Persian cuisine

Persian cuisine remains surprisingly overlooked and underappreciated—likely due to political reasons. Otherwise, such an oversight would be a true gastronomic sin, as few culinary traditions can boast a heritage spanning several millennia.

Our goal is to bring you closer to this rich and sophisticated cuisine, offering a glimpse of what you may have been missing. Persian cuisine exists in several variations across Iran, Afghanistan, and Tajikistan, with a history of over 3,000 years. While we may not know precisely what ancient Persians ate, the magnificent gardens of the Achaemenid palaces, known as "pardis," were so lush and vibrant due to advanced irrigation that the word itself became synonymous with "paradise" in Western languages.

Iranian women often joke, "Do you know why Iranian cuisine is so complicated? So that women don't have too much time to think about politics." There may be some truth to this, as the preparation of certain intricate dishes can take up to five hours. However, contrary to any assumptions, cooking in Iran is not solely the domain of women. Many Iranian men take great pleasure in cooking, particularly when it comes to grilling. It might not come as a surprise that they are especially drawn to the fire and flames of the grill—perhaps an instinctive nod to their ancestral hunter roots, preparing a grand feast over an open flame.

Patience is a virtue Iranians have mastered over millennia, and it is evident in their approach to cooking. Meat is not cooked the moment it leaves the butcher's shop. Instead, it undergoes a meticulous marination process before being carefully threaded onto long, thin skewers—like pearls on a necklace fit for a queen. Grilling is a national passion, extending beyond meat to vegetables such as tomatoes, eggplants, and hot peppers. Iranians grill just about anywhere—perhaps their houses have flat rooftops not only for sleeping during hot summers but also to host rooftop barbecues.

The term "kebab," which many associate with fast-food shawarma-style wraps, actually originates from Persian and simply means "grilled meat." Beyond grilling, another primary method of preparing meat is slow stewing. Persian stews, known as "khoresht," combine meat, onions, herbs, legumes, nuts, vegetables, and even fruits. There are dozens of varieties, each offering a unique balance of flavors and textures.

Persian meals are typically accompanied by either flatbread or aromatic steamed basmati rice garnished with saffron. This rice, sometimes enriched with raisins, barberries, almonds, pistachios, or fresh herbs, is a staple. Flatbread can also serve as a base, with the most delicate, paper-thin variety known as "lavash."
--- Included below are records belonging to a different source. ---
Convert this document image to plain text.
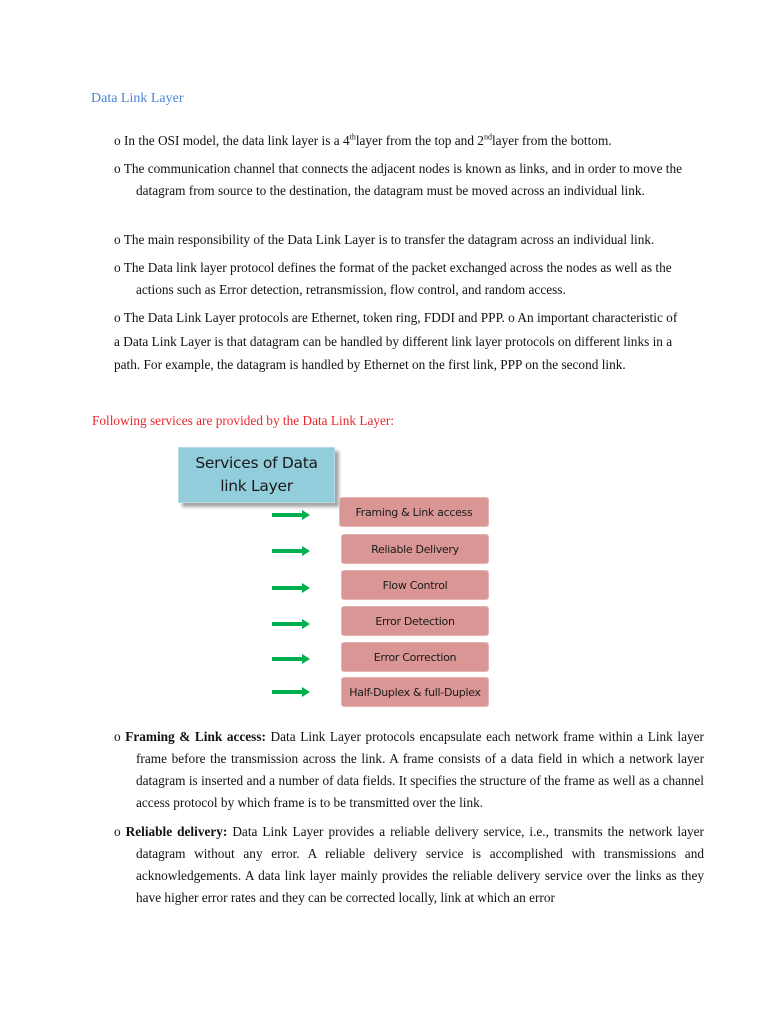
Data Link Layer

o In the OSI model, the data link layer is a 4thlayer from the top and 2ndlayer from the bottom.

o The communication channel that connects the adjacent nodes is known as links, and in order to move the datagram from source to the destination, the datagram must be moved across an individual link.

o The main responsibility of the Data Link Layer is to transfer the datagram across an individual link.

o The Data link layer protocol defines the format of the packet exchanged across the nodes as well as the actions such as Error detection, retransmission, flow control, and random access.

o The Data Link Layer protocols are Ethernet, token ring, FDDI and PPP. o An important characteristic of a Data Link Layer is that datagram can be handled by different link layer protocols on different links in a path. For example, the datagram is handled by Ethernet on the first link, PPP on the second link.

Following services are provided by the Data Link Layer:

Services of Data
link Layer
Framing & Link access
Reliable Delivery
Flow Control
Error Detection
Error Correction
Half-Duplex & full-Duplex

o Framing & Link access: Data Link Layer protocols encapsulate each network frame within a Link layer frame before the transmission across the link. A frame consists of a data field in which a network layer datagram is inserted and a number of data fields. It specifies the structure of the frame as well as a channel access protocol by which frame is to be transmitted over the link.

o Reliable delivery: Data Link Layer provides a reliable delivery service, i.e., transmits the network layer datagram without any error. A reliable delivery service is accomplished with transmissions and acknowledgements. A data link layer mainly provides the reliable delivery service over the links as they have higher error rates and they can be corrected locally, link at which an error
Beyond meat dishes, Persian cuisine features an array of hearty soups and thick, porridge-like dishes. The most famous of these is "ash reshteh," a nourishing soup made with a rich broth (often bone marrow-based), fresh herbs, lentils, chickpeas, and beans, finished with Persian noodles. The dish is garnished with crispy fried onions, garlic, dried mint, and a distinctive fermented whey known as "kashk."
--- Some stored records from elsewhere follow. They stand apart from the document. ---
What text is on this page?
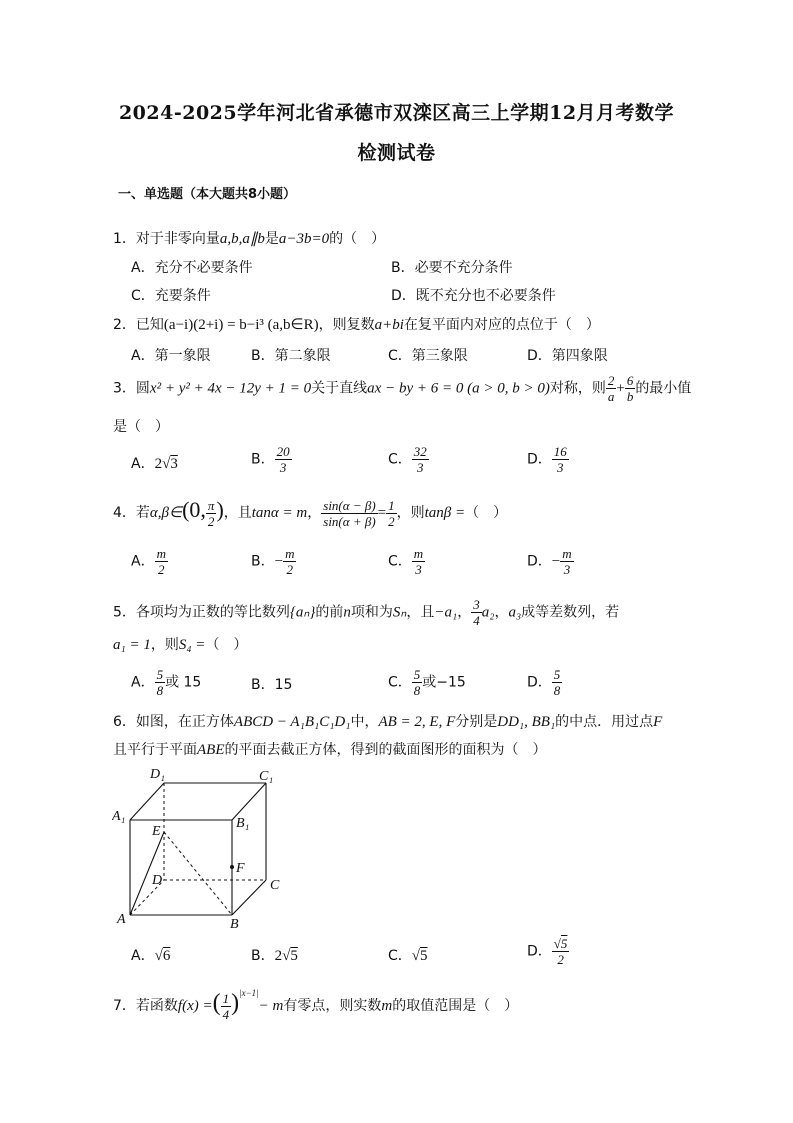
2024-2025学年河北省承德市双滦区高三上学期12月月考数学
检测试卷
一、单选题（本大题共8小题）
1．对于非零向量a,b,a∥b是a−3b=0的（　）
A．充分不必要条件	B．必要不充分条件
C．充要条件	D．既不充分也不必要条件
2．已知(a−i)(2+i) = b−i³ (a,b∈R)，则复数a+bi在复平面内对应的点位于（　）
A．第一象限	B．第二象限	C．第三象限	D．第四象限
3．圆x² + y² + 4x − 12y + 1 = 0关于直线ax − by + 6 = 0 (a > 0, b > 0)对称，则 $\frac{2}{a} + \frac{6}{b}$ 的最小值
是（　）
A．2√3	B． $\frac{20}{3}$	C． $\frac{32}{3}$	D． $\frac{16}{3}$
4．若α,β∈(0, $\frac{\pi}{2}$ )，且tanα = m， $\frac{\sin(\alpha - \beta)}{\sin(\alpha + \beta)} = \frac{1}{2}$ ，则tanβ =（　）
A． $\frac{m}{2}$	B．− $\frac{m}{2}$	C． $\frac{m}{3}$	D．− $\frac{m}{3}$
5．各项均为正数的等比数列{aₙ}的前n项和为Sₙ，且−a₁， $\frac{3}{4} a_2$，a₃成等差数列，若
a₁ = 1，则S₄ =（　）
A． $\frac{5}{8}$ 或 15	B．15	C． $\frac{5}{8}$ 或−15	D． $\frac{5}{8}$
6．如图，在正方体ABCD − A₁B₁C₁D₁中，AB = 2, E, F分别是DD₁, BB₁的中点．用过点F
且平行于平面ABE的平面去截正方体，得到的截面图形的面积为（　）
D₁	C₁
A₁	B₁
E
F
D	C
A	B
A．√6	B．2√5	C．√5	D． $\frac{√5}{2}$
7．若函数f(x) =( $\frac{1}{4} )^{|x-1|}- m$有零点，则实数m的取值范围是（　）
Many of the Iranian dishes are actually gluten free and some of them can be prepared even in vegetarian or vegan version.

Presentation is just as important as flavor in Persian cuisine. Even the simplest dishes, such as soup or an omelet, are often adorned with intricate garnishes, turning everyday meals into edible works of art.
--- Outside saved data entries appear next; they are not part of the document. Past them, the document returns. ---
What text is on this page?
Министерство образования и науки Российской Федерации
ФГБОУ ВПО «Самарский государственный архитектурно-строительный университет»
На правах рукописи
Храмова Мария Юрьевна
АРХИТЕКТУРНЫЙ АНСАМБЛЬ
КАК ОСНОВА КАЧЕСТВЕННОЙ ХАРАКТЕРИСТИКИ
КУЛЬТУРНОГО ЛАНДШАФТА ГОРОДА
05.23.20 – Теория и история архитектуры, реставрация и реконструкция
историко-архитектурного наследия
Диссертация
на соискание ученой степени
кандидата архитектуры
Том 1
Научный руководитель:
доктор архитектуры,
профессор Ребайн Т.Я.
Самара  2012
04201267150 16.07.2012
Persian cooking also integrates the ancient wisdom of renowned Persian scholars like Avicenna (Ibn Sina) and Razi (Zakaria Razi). These early medical experts believed in balancing "warm" and "cold" ingredients—not based on temperature but their energetic effects on the body. This philosophy ensures meals are both delicious and digestively harmonious. Iranian hospitality is legendary, and their cuisine, while delighting the taste buds, also poses a challenge to one's gallbladder with its rich and abundant offerings.

The primary proteins in Persian cuisine include beef, lamb, and chicken, though game, fish, and seafood are also popular. Iran's geographical position grants access to both the Caspian Sea, known for its prized caviar, and the Persian Gulf, abundant with seafood.

Among the more unusual local delicacies is "kaleh pacheh," a broth made from a sheep's head and feet—an incredibly rich and nutritious dish traditionally eaten for breakfast.

Despite what some might assume based on its neighboring cuisines—such as Turkish, Indian, or Pakistani—Persian food is not excessively spicy. The undisputed king of Persian spices is saffron, one of the most expensive spices in the world. A mere 4.5 grams, known as a "mesqal," can cost a small fortune. Beyond its use in savory dishes, saffron also flavors Persian desserts, from honey and pistachio confections to rich, creamy ice creams.

Iran is a vast and diverse land where countless culinary treasures await exploration. The depth and complexity of Persian cuisine reflect its long history, cultural richness, and the patience and artistry of those who prepare it.